Methods for Improving Voltage Regulation Resolution of Adjustable Voltage Power Supplies

Introduction
Voltage regulation resolution is a critical performance indicator of adjustable voltage power supplies, especially in high-precision application scenarios such as semiconductor device testing, quantum computing equipment power supply, and precision sensor calibration. In these fields, even a tiny voltage deviation may lead to inaccurate test results or abnormal operation of equipment. However, traditional adjustable voltage power supplies often face limitations in resolution improvement due to factors such as digital-to-analog converter (DAC) precision, feedback loop noise, and component parameter drift, which cannot meet the growing demand for high-precision voltage control.
Core Technical Challenges
The main challenges affecting voltage regulation resolution include three aspects. First, the finite number of bits of the DAC leads to discrete voltage output steps, making it difficult to achieve continuous and fine voltage adjustment. Second, the noise in the feedback loop, such as thermal noise of resistors and switching noise of power devices, superimposes on the output voltage, reducing the effective resolution. Third, the parameter drift of key components (such as operational amplifiers and voltage reference sources) caused by temperature changes further deteriorates the resolution stability.
Improvement Methods
To address these challenges, three targeted methods are proposed. Firstly, a high-bit DAC (e.g., 24-bit DAC) is adopted to reduce the voltage step size. Compared with the traditional 16-bit DAC, the 24-bit DAC can reduce the minimum voltage step by nearly 256 times, significantly improving the discrete resolution. Meanwhile, a dual DAC structure is introduced, where one DAC is responsible for coarse adjustment and the other for fine adjustment, realizing the combination of wide adjustment range and high resolution.

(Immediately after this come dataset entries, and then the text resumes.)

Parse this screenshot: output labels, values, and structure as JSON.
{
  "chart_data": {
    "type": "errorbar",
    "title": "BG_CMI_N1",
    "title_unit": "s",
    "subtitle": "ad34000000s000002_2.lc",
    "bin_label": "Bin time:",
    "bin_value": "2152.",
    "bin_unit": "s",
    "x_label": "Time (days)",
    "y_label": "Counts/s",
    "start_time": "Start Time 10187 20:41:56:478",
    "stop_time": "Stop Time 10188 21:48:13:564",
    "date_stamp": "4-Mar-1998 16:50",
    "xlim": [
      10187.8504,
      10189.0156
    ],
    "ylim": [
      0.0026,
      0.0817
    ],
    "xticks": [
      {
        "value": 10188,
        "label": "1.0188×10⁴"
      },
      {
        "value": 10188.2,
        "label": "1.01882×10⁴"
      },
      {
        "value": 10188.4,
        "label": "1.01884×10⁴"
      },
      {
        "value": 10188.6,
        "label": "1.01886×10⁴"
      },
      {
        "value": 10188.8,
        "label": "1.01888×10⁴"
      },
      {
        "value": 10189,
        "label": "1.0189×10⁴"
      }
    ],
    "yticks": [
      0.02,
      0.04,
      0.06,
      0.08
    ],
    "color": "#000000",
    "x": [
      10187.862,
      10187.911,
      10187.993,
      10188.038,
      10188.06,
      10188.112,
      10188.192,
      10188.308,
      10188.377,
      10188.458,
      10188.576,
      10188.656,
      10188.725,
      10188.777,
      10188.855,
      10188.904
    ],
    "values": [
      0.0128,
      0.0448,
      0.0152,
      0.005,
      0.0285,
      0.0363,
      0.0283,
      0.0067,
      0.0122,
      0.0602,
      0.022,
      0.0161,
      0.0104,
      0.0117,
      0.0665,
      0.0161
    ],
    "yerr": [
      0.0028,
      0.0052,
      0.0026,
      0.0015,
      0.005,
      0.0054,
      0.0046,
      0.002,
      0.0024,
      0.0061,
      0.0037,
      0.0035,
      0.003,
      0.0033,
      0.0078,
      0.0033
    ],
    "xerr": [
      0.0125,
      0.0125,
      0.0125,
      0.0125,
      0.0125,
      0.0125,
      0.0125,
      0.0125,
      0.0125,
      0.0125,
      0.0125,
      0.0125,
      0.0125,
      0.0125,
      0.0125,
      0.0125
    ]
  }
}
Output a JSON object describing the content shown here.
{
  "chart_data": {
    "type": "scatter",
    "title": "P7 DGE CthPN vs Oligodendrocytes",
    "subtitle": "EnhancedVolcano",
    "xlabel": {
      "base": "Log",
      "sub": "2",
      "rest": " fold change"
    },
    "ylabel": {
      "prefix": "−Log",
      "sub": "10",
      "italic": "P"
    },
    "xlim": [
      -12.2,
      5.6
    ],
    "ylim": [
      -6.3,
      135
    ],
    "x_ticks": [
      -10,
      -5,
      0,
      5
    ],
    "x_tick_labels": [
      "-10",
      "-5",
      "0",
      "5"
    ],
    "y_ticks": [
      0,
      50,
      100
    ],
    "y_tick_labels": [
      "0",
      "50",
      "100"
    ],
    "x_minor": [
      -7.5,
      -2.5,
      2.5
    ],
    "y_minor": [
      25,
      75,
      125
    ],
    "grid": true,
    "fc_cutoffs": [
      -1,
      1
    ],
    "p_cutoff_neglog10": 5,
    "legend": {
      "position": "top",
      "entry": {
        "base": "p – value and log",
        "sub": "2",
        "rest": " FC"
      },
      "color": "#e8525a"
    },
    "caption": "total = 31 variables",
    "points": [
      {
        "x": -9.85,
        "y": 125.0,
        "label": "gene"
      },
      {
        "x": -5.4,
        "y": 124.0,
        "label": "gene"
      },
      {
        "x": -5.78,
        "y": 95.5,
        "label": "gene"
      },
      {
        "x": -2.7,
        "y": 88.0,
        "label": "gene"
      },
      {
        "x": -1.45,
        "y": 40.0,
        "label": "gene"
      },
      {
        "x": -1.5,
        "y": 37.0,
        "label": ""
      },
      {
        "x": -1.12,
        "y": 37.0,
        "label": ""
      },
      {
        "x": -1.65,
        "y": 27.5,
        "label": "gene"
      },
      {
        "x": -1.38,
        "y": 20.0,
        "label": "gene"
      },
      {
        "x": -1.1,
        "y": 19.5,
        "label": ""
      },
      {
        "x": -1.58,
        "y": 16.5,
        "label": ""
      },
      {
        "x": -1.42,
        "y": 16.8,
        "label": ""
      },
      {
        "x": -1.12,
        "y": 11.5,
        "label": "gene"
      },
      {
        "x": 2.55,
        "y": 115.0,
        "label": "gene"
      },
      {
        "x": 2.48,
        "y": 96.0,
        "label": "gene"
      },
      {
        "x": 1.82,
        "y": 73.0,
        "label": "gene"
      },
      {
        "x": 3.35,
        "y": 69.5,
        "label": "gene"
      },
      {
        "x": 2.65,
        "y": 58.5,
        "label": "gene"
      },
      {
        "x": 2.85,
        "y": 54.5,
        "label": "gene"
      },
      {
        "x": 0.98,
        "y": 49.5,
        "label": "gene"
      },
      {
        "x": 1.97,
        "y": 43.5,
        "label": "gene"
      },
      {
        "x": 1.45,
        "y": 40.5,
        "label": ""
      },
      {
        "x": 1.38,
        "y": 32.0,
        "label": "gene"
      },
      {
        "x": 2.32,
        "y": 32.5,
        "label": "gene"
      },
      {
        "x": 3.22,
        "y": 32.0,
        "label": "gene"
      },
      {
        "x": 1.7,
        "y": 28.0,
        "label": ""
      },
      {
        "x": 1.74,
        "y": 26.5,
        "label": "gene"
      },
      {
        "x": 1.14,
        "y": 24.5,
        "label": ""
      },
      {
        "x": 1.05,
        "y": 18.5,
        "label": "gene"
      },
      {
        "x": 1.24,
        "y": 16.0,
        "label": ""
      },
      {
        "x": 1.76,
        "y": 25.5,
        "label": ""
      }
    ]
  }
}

Secondly, the feedback loop is optimized to suppress noise. Low-temperature-coefficient precision resistors are used in the voltage division network of the feedback loop to reduce the impact of temperature drift on voltage sampling accuracy. A low-noise operational amplifier with a noise density lower than 1nV/√Hz is selected to reduce the inherent noise of the loop. In addition, a digital filter based on the Kalman algorithm is added to the digital control module to filter out random noise in the sampling signal without delaying the dynamic response.
Thirdly, a temperature compensation mechanism is established. Temperature sensors are placed near key components such as DAC, voltage reference, and operational amplifier to real-time monitor the temperature. The control system uses a pre-calibrated temperature-resistance/voltage correction model to dynamically adjust the control parameters of the DAC and feedback loop, ensuring that the resolution remains stable within the operating temperature range of -20°C to 70°C.
Application Verification
In the semiconductor wafer testing application, the improved adjustable voltage power supply is used to provide bias voltage for the wafer. The test results show that the voltage regulation resolution is increased from 10mV (traditional scheme) to 0.1mV, and the voltage fluctuation within 24 hours is less than 0.05mV. This ensures that the electrical parameters of each chip on the wafer are tested under the same precise bias voltage, reducing the test error by more than 30% compared with the traditional power supply.
Conclusion
By combining high-bit DAC, noise-optimized feedback loop, and temperature compensation mechanism, the voltage regulation resolution of the adjustable voltage power supply can be significantly improved, which provides reliable support for high-precision application scenarios and has broad application prospects in the fields of microelectronics and precision measurement.